Scientists revive ‘zombie’ virus after 50,000 years trapped in Siberian permafrost

As our world continues to warm, vast areas of permafrost are melting at a rapid rate, releasing material that has been trapped for a million years. This includes countless numbers of microbes that have been dormant for hundreds of millennia.

To study these emerging microbes, scientists at France’s National Center for Scientific Research have now revived some of them “zombie viruses” of the Siberian permafrost, including one that is nearly 50,000 years old — a record age for a frozen virus to return to a state capable of infecting other organisms.

The team behind the study, led by microbiologist Jean-Marie, says these ancient viruses may pose a significant threat to public health and further research is needed to assess the danger these infectious agents could pose if the permafrost melts.

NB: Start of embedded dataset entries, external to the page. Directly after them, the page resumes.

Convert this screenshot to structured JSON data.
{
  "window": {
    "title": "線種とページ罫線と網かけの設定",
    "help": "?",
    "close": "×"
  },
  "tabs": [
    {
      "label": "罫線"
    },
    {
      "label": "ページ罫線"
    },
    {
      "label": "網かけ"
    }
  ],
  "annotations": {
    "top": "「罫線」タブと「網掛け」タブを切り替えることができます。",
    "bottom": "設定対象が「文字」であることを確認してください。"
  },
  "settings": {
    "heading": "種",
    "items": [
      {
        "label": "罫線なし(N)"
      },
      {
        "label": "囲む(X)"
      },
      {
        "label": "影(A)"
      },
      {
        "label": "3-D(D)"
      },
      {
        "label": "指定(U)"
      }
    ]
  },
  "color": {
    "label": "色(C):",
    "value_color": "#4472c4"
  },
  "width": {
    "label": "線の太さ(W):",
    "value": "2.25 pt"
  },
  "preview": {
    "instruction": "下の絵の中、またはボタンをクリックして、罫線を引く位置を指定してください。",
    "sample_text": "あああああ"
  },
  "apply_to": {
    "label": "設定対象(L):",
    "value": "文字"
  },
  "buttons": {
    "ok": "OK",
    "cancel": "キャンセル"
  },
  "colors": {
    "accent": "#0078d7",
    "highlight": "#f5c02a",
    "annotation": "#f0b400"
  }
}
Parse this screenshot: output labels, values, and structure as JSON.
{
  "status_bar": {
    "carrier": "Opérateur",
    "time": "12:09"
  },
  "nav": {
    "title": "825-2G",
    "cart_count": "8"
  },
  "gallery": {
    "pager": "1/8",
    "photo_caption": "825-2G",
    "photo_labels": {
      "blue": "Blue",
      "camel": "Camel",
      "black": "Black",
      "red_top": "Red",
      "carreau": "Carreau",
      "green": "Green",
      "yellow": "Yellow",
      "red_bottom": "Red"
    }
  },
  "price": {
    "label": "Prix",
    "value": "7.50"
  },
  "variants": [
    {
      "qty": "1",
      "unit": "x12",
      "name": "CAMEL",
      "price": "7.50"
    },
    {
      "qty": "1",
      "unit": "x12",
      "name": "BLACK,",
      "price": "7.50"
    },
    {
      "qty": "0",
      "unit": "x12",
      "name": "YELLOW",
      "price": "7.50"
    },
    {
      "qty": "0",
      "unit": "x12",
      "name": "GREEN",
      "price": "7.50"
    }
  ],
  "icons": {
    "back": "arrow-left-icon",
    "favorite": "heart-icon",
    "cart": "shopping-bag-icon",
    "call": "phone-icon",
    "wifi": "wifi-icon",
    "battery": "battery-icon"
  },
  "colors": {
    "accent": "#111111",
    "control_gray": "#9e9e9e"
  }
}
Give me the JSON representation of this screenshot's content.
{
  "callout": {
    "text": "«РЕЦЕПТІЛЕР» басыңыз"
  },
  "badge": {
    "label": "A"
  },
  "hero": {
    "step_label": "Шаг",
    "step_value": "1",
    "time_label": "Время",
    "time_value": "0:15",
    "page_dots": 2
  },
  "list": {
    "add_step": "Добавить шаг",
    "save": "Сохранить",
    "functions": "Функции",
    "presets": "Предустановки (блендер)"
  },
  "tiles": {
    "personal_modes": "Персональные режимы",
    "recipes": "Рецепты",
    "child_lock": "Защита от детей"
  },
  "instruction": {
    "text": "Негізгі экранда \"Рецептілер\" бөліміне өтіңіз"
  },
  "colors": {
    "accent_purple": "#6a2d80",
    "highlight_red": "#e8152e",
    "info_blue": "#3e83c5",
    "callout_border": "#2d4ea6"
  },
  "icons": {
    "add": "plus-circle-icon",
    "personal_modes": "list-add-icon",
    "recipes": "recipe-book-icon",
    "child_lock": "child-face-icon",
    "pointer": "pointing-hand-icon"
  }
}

The researchers cautioned that this may be just the tip of the iceberg:

“A quarter of the Northern Hemisphere is covered by permanently frozen ground, known as permafrost,” researchers wrote in the paper.

“As a result of global warming, the irreversible thawing of permafrost is releasing organic matter that has been frozen for up to a million years, most of which decomposes into carbon dioxide and methane, further amplifying the greenhouse effect. of this organic matter also consists of revived cellular microbes (prokaryotes, unicellular eukaryotes) as well as viruses that have remained dormant since prehistoric times.”

According to Worldwide news:

In 2014, the same researchers 30,000 year old virus trapped in permafrost, the BBC reported. The discovery was groundbreaking because the virus could still infect organisms after all this time. But now they have broken their own record by reviving a virus that is 48,500 years old.

“If the authors do indeed isolate live viruses from ancient permafrost, it is likely that the even smaller, simpler mammalian viruses would also survive frozen for centuries,” said virologist Eric Delwart of the University of California, San Francisco. New scientist.